Efectos secundarios
Antes de que el Partido Popular cruzase el Rubicón prestándose a introducir en el Parlamento un culebrón periodístico en torno a los atentados del 11 de marzo, los análisis sobre la estrategia de fundamentar la oposición en este punto solían detenerse en las consecuencias electorales para sus propios promotores. Una fuerza política que se encenague en una tragedia que se encuentra en manos de la justicia, solía decirse, nunca alcanzará el Gobierno. Ahora se ha añadido un nuevo análisis: además, se trata de una fuerza que pone en cuestión los fundamentos del sistema democrático.

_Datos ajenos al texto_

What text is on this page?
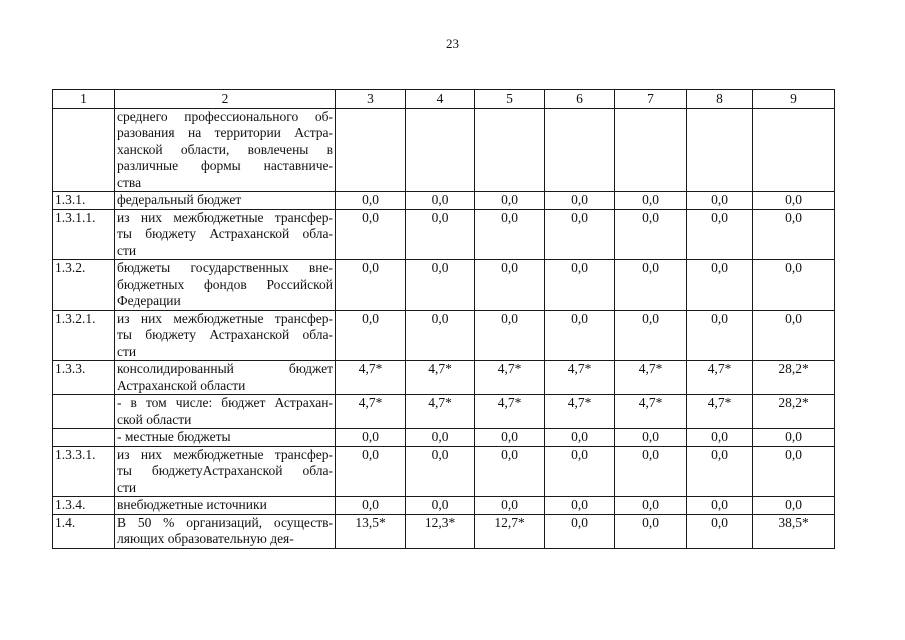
23
1	2	3	4	5	6	7	8	9

	среднего профессионального об-
разования на территории Астра-
ханской области, вовлечены в
различные формы наставниче-
ства							

1.3.1.	федеральный бюджет	0,0	0,0	0,0	0,0	0,0	0,0	0,0
1.3.1.1.	из них межбюджетные трансфер-
ты бюджету Астраханской обла-
сти	0,0	0,0	0,0	0,0	0,0	0,0	0,0
1.3.2.	бюджеты государственных вне-
бюджетных фондов Российской
Федерации	0,0	0,0	0,0	0,0	0,0	0,0	0,0
1.3.2.1.	из них межбюджетные трансфер-
ты бюджету Астраханской обла-
сти	0,0	0,0	0,0	0,0	0,0	0,0	0,0
1.3.3.	консолидированный бюджет
Астраханской области	4,7*	4,7*	4,7*	4,7*	4,7*	4,7*	28,2*

	- в том числе: бюджет Астрахан-
ской области	4,7*	4,7*	4,7*	4,7*	4,7*	4,7*	28,2*

	- местные бюджеты	0,0	0,0	0,0	0,0	0,0	0,0	0,0
1.3.3.1.	из них межбюджетные трансфер-
ты бюджетуАстраханской обла-
сти	0,0	0,0	0,0	0,0	0,0	0,0	0,0
1.3.4.	внебюджетные источники	0,0	0,0	0,0	0,0	0,0	0,0	0,0
1.4.	В 50 % организаций, осуществ-
ляющих образовательную дея-	13,5*	12,3*	12,7*	0,0	0,0	0,0	38,5*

Ésa es la realidad, porque, a juzgar por su insólita iniciativa, el Partido Popular coloca en el mismo plano un sumario judicial realizado con todas las garantías del Estado de derecho y la transcripción de una charla, amañada o no, entre un periodista y un presunto delincuente. Si la independencia de los representantes parlamentarios frente a eventuales poderes de hecho, como el económico o el militar, se considera uno de los principios del sistema democrático, ¿la sumisión al poder de la prensa, o la simple connivencia con él, puede ser tolerada como una práctica habitual, según viene pasando hace tanto en España?
Con ser inquietante esta deriva que acaba por confundir el debate político con el mercadeo de filtraciones y dossiers, se trata de un fenómeno que no agota la nómina de efectos secundarios provocados por el hecho de que el principal partido de la oposición haya desplegado, en cerrada formación de combate, el singular estandarte de sus manías. Hacer oposición como se está haciendo es no hacer oposición, y no hacer oposición significa que el Gobierno, éste o cualquier otro, queda exento de explicar en términos políticos su acción y sus proyectos. Si, además, las manías de la oposición producen miedo, entonces se llega a la situación a la que parecemos estar abocados: no es que los ciudadanos no puedan saber gran cosa acerca de los planes del Ejecutivo, es que prefieren no saber. O mejor, les basta con la expectativa razonable de que la oposición, esta oposición, no llegue al Gobierno. La crítica se inhibe en función del objetivo, y el único argumento relevante es el de conmigo o contra mí.
Sólo una interiorización colectiva del maniqueísmo como la que está provocando una oposición que campa por sus delirios y un Gobierno que, en estricta correspondencia, no necesita elaborar en exceso sobre lo que hace para mantener sus expectativas electorales, puede explicar por qué han aparecido, o reaparecido, algunas ideas sorprendentes en la política española. Asistir a estas alturas a una nueva consagración de la teoría de las generaciones, a la que se recurre lo mismo para justificar el culto a la memoria que para fundamentar discutibles actitudes o decisiones políticas, no es sólo echar mano otra vez de lo que Rafael Sánchez Ferlosio llamó los ortegajos; es, además, considerar que el abominable modelo procedente del ámbito de la gran empresa, y según el cual conviene prescindir de trabajadores y directivos cuando alcanzan cierta edad, es válido también para la sociedad en su conjunto. De igual manera, colocar la gestión de Gobierno bajo el enunciado general de la "ampliación de derechos" parece evocar aquellos tiempos en los que las minorías discriminadas luchaban por acceder a los derechos de todos. En realidad, ahora se trata de reconocer sus propios derechos a cada minoría, con el resultado de que los poderes públicos se vuelven cada vez más intervencionistas y más moralizantes, y tan pronto prescriben comportamientos convenientes para la salud como deciden la proporción de hombres y mujeres que deben sentarse en torno a una mesa de dirección.
De la situación concreta del país sólo parecen ocuparse, entretanto, los informes de los organismos internacionales.